Jason
Jason

Reputation: 1069

Portable shell solution to check if PID is zombied

I want to check if a PID is running (that is, exists and is not zombied).

It's really quick to do from /proc/$PID/stat but I'd like something more portable.

The best I have right now is:

( STAT="$(ps -ostat= -p$PID)"; test "$STAT" -a "$STAT" "!=" "Z" )

Which seems to work on BSD and Linux. Is there a better way?

Upvotes: 25

Views: 610

Answers (2)

hairy yuppie
hairy yuppie

Reputation: 321

Hopefully POSIX compliant. Tested with dash. To use it, save it with your favorite editor, make it executable (chmod 755 foo.sh), and run it with a PID argument.
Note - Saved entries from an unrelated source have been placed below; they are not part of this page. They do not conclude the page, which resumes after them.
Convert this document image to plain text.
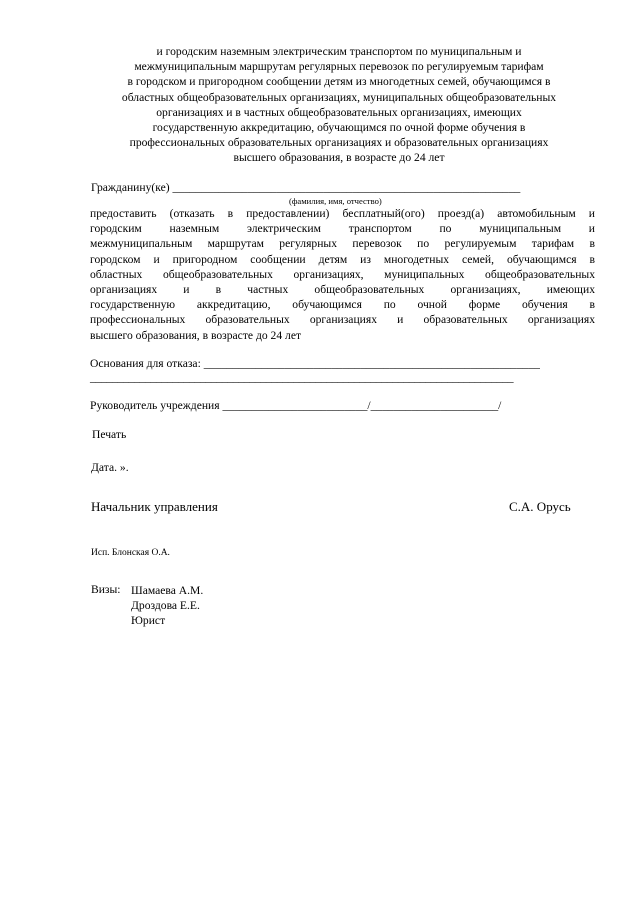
и городским наземным электрическим транспортом по муниципальным и
межмуниципальным маршрутам регулярных перевозок по регулируемым тарифам
в городском и пригородном сообщении детям из многодетных семей, обучающимся в
областных общеобразовательных организациях, муниципальных общеобразовательных
организациях и в частных общеобразовательных организациях, имеющих
государственную аккредитацию, обучающимся по очной форме обучения в
профессиональных образовательных организациях и образовательных организациях
высшего образования, в возрасте до 24 лет
Гражданину(ке) ____________________________________________________________
(фамилия, имя, отчество)
предоставить (отказать в предоставлении) бесплатный(ого) проезд(а) автомобильным и
городским наземным электрическим транспортом по муниципальным и
межмуниципальным маршрутам регулярных перевозок по регулируемым тарифам в
городском и пригородном сообщении детям из многодетных семей, обучающимся в
областных общеобразовательных организациях, муниципальных общеобразовательных
организациях и в частных общеобразовательных организациях, имеющих
государственную аккредитацию, обучающимся по очной форме обучения в
профессиональных образовательных организациях и образовательных организациях
высшего образования, в возрасте до 24 лет
Основания для отказа: __________________________________________________________
_____________________________________________________________________________
Руководитель учреждения _________________________/______________________/
Печать
Дата. ».
Начальник управления	С.А. Орусь
Исп. Блонская О.А.
Визы: Шамаева А.М.
Дроздова Е.Е.
Юрист
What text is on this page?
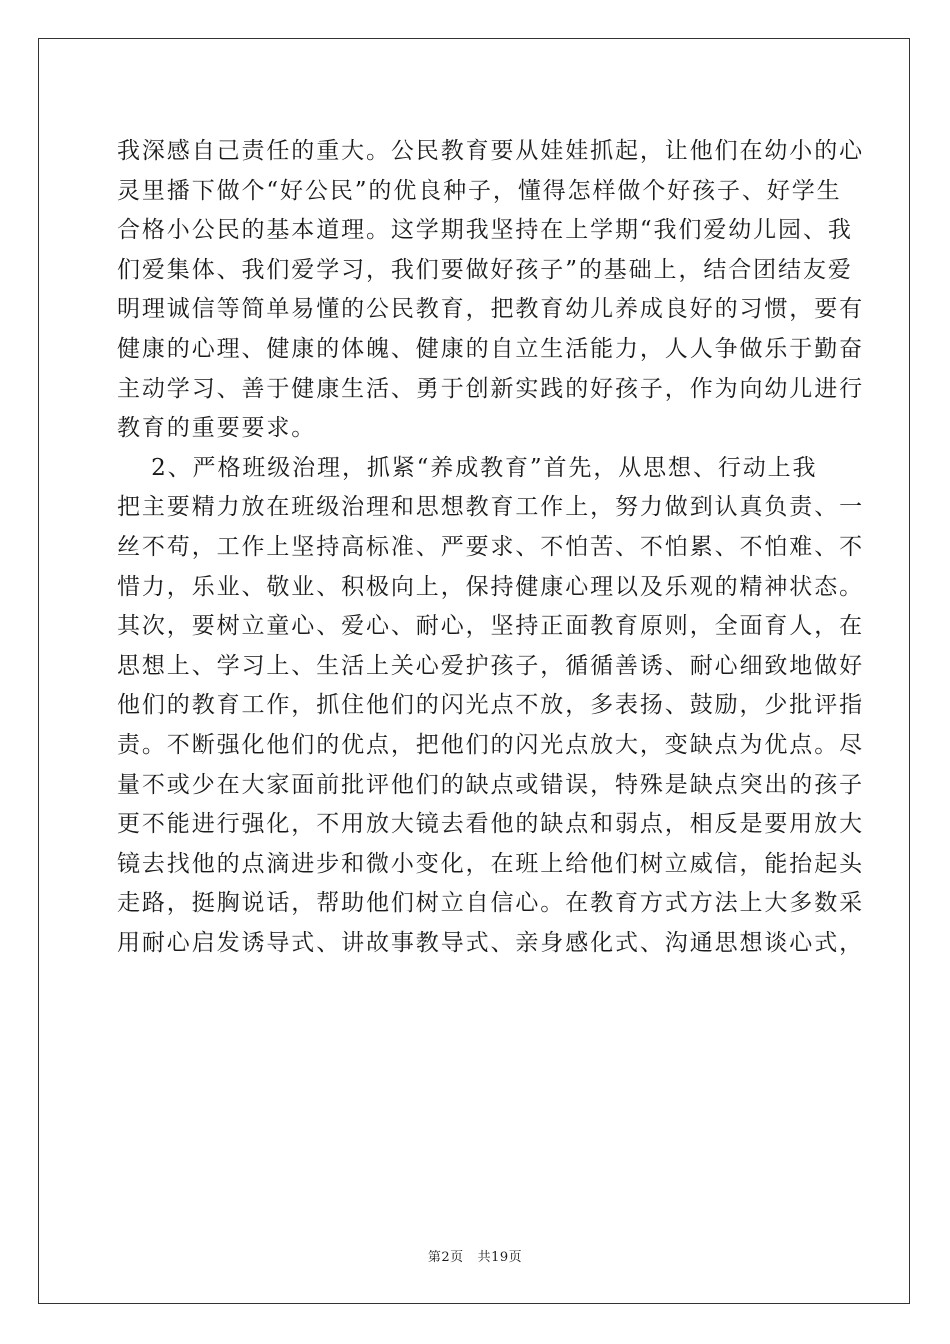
我深感自己责任的重大。公民教育要从娃娃抓起，让他们在幼小的心
灵里播下做个“好公民”的优良种子，懂得怎样做个好孩子、好学生
合格小公民的基本道理。这学期我坚持在上学期“我们爱幼儿园、我
们爱集体、我们爱学习，我们要做好孩子”的基础上，结合团结友爱
明理诚信等简单易懂的公民教育，把教育幼儿养成良好的习惯，要有
健康的心理、健康的体魄、健康的自立生活能力，人人争做乐于勤奋
主动学习、善于健康生活、勇于创新实践的好孩子，作为向幼儿进行
教育的重要要求。
　 2、严格班级治理，抓紧“养成教育”首先，从思想、行动上我
把主要精力放在班级治理和思想教育工作上，努力做到认真负责、一
丝不苟，工作上坚持高标准、严要求、不怕苦、不怕累、不怕难、不
惜力，乐业、敬业、积极向上，保持健康心理以及乐观的精神状态。
其次，要树立童心、爱心、耐心，坚持正面教育原则，全面育人，在
思想上、学习上、生活上关心爱护孩子，循循善诱、耐心细致地做好
他们的教育工作，抓住他们的闪光点不放，多表扬、鼓励，少批评指
责。不断强化他们的优点，把他们的闪光点放大，变缺点为优点。尽
量不或少在大家面前批评他们的缺点或错误，特殊是缺点突出的孩子
更不能进行强化，不用放大镜去看他的缺点和弱点，相反是要用放大
镜去找他的点滴进步和微小变化，在班上给他们树立威信，能抬起头
走路，挺胸说话，帮助他们树立自信心。在教育方式方法上大多数采
用耐心启发诱导式、讲故事教导式、亲身感化式、沟通思想谈心式，
第2页 共19页
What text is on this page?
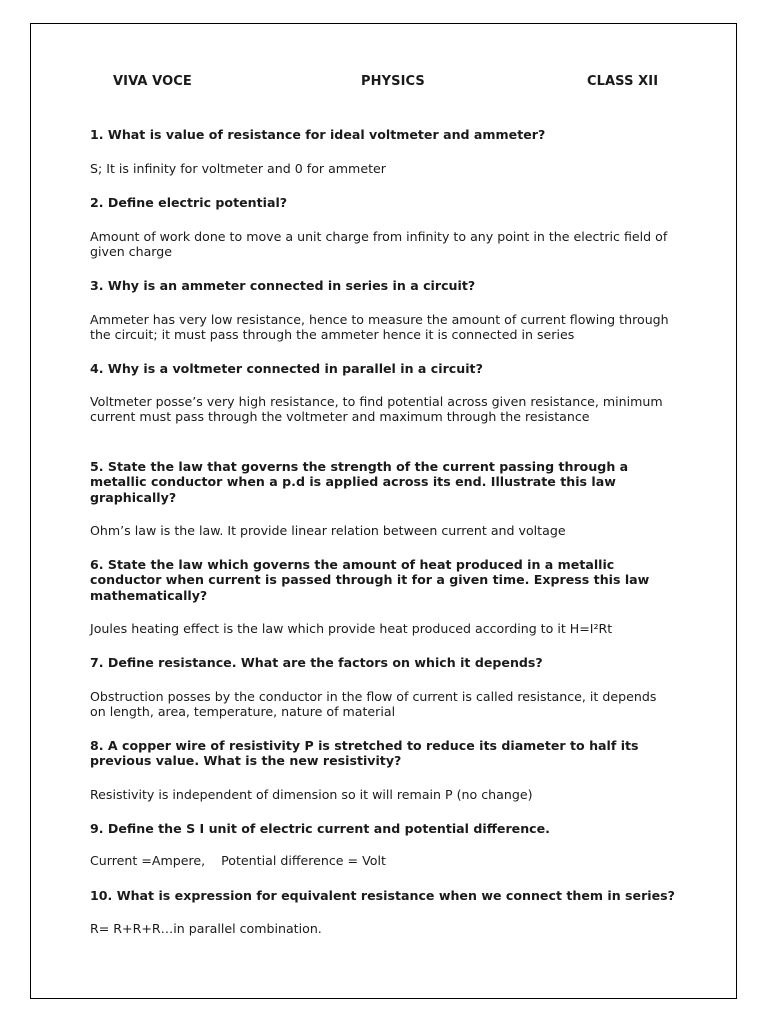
VIVA VOCE	PHYSICS	CLASS XII

1. What is value of resistance for ideal voltmeter and ammeter?

S; It is infinity for voltmeter and 0 for ammeter

2. Define electric potential?

Amount of work done to move a unit charge from infinity to any point in the electric field of given charge

3. Why is an ammeter connected in series in a circuit?

Ammeter has very low resistance, hence to measure the amount of current flowing through the circuit; it must pass through the ammeter hence it is connected in series

4. Why is a voltmeter connected in parallel in a circuit?

Voltmeter posse’s very high resistance, to find potential across given resistance, minimum current must pass through the voltmeter and maximum through the resistance

5. State the law that governs the strength of the current passing through a metallic conductor when a p.d is applied across its end. Illustrate this law graphically?

Ohm’s law is the law. It provide linear relation between current and voltage

6. State the law which governs the amount of heat produced in a metallic conductor when current is passed through it for a given time. Express this law mathematically?

Joules heating effect is the law which provide heat produced according to it H=I²Rt

7. Define resistance. What are the factors on which it depends?

Obstruction posses by the conductor in the flow of current is called resistance, it depends on length, area, temperature, nature of material

8. A copper wire of resistivity P is stretched to reduce its diameter to half its previous value. What is the new resistivity?

Resistivity is independent of dimension so it will remain P (no change)

9. Define the S I unit of electric current and potential difference.

Current =Ampere,    Potential difference = Volt

10. What is expression for equivalent resistance when we connect them in series?

R= R+R+R…in parallel combination.
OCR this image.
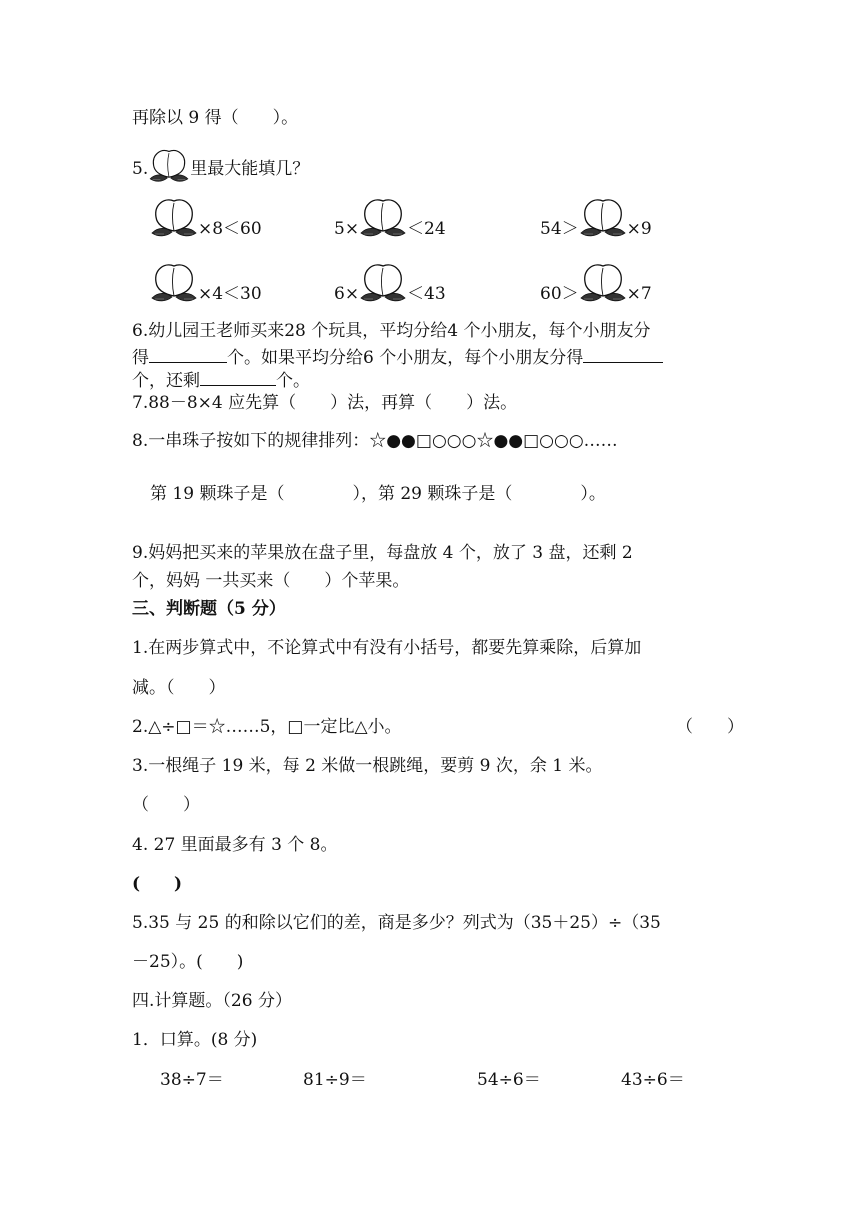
再除以 9 得（　　）。
5. 里最大能填几？
×8＜60	5×	＜24	54＞	×9
×4＜30	6×	＜43	60＞	×7
6.幼儿园王老师买来28 个玩具，平均分给4 个小朋友，每个小朋友分
得	个。如果平均分给6 个小朋友，每个小朋友分得
个，还剩	个。
7.88－8×4 应先算（　　）法，再算（　　）法。
8.一串珠子按如下的规律排列：☆●●□○○○☆●●□○○○……
第 19 颗珠子是（　　　　），第 29 颗珠子是（　　　　）。
9.妈妈把买来的苹果放在盘子里，每盘放 4 个，放了 3 盘，还剩 2
个，妈妈 一共买来（　　）个苹果。
三、判断题（5 分）
1.在两步算式中，不论算式中有没有小括号，都要先算乘除，后算加
减。（　　）
2.△÷□＝☆……5，□一定比△小。	（　　）
3.一根绳子 19 米，每 2 米做一根跳绳，要剪 9 次，余 1 米。
（　　）
4. 27 里面最多有 3 个 8。
(　　)
5.35 与 25 的和除以它们的差，商是多少？列式为（35＋25）÷（35
－25）。(　　)
四.计算题。（26 分）
1．口算。(8 分)
38÷7＝	81÷9＝	54÷6＝	43÷6＝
Of course you can adapt it as needed.

#!/bin/sh
pid="$1";
psout=$(ps -o s= -p "$pid");
pattern='[SRDTWX]';

case "$psout" in 
    $pattern) echo "Not a zombie";;
    Z) echo "Zombie found";;
    *) echo "Incorrect input";; 
esac

Upvotes: 1

Bastian Bittorf
Bastian Bittorf

Reputation: 507

IMHO parsing the output of 'ps' is the most portable way. all the 'ps' variant out there differ a little bit in the syntax, but the overall output is good enough:

#!/bin/sh

process_show()
{
  ps
  ps ax
}

pid_is_zombie()
{
  pid="$1"

  process_show | while read -r LINE; do
    # e.g.: 31446 pts/7    R+     0:00 ps ax
    set -f
    set +f -- $LINE

    test "$1" = "$pid" || continue
    case "$3" in *'Z'*) return 0;; esac
  done

  return 1
}

pid_is_zombie 123 && echo "yes it is"

even 'ps ax' is not possible everywhere, so we must try 'ps' and 'ps ax'.